On 7/26/2012 7:34 AM, Rafał Kuć wrote:
If you use Java (and I think you do, because you mention Lucene) you
should take a look at StreamingUpdateSolrServer. It not only allows
you to send data in batches, but also index using multiple threads.
A caveat to what Rafał said:
The streaming object has no error detection out of the box. It queues
everything up internally and returns immediately. Behind the scenes, it
uses multiple threads to send documents to Solr, but any errors
encountered are simply sent to the logging mechanism, then ignored.

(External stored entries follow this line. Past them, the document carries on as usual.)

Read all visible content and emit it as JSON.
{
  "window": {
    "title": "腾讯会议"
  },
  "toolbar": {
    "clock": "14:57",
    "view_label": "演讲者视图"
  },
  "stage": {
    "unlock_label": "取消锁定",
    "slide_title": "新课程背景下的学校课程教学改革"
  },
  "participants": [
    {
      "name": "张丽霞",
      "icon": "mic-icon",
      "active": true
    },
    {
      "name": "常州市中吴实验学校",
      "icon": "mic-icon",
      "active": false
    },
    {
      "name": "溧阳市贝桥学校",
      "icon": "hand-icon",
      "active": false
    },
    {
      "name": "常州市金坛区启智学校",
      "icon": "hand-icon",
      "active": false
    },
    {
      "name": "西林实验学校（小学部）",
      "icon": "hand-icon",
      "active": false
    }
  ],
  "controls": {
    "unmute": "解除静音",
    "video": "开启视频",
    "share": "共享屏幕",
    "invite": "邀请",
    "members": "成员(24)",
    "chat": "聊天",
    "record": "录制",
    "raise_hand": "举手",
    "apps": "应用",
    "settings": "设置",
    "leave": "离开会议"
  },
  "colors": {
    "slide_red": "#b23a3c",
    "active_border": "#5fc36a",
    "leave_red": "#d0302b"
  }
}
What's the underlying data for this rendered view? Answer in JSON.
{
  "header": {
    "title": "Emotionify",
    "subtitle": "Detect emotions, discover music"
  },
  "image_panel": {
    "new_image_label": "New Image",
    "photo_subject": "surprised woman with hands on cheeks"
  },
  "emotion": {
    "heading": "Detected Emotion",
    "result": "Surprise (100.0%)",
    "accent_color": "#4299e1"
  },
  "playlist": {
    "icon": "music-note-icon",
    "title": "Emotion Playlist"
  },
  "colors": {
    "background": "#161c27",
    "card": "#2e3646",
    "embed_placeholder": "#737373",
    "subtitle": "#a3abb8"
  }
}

When you use HttpSolrServer, all errors encountered will throw
exceptions, but you have to wait for completion. If you need both
concurrent capability and error detection, you would have to manage
multiple indexing threads yourself.
Apparently there is a method in the concurrent class that you can
override and handle errors differently, though I have not seen how to
write code so your program would know that an error occurred. I filed
an issue with a patch to solve this, but some of the developers have
come up with an idea that might be better. None of the ideas have been
committed to the project.
https://issues.apache.org/jira/browse/SOLR-3284
Just an FYI, the streaming class was renamed to
ConcurrentUpdateSolrServer in Solr 4.0 Alpha. Both are available in 3.6.x.
Thanks,
Shawn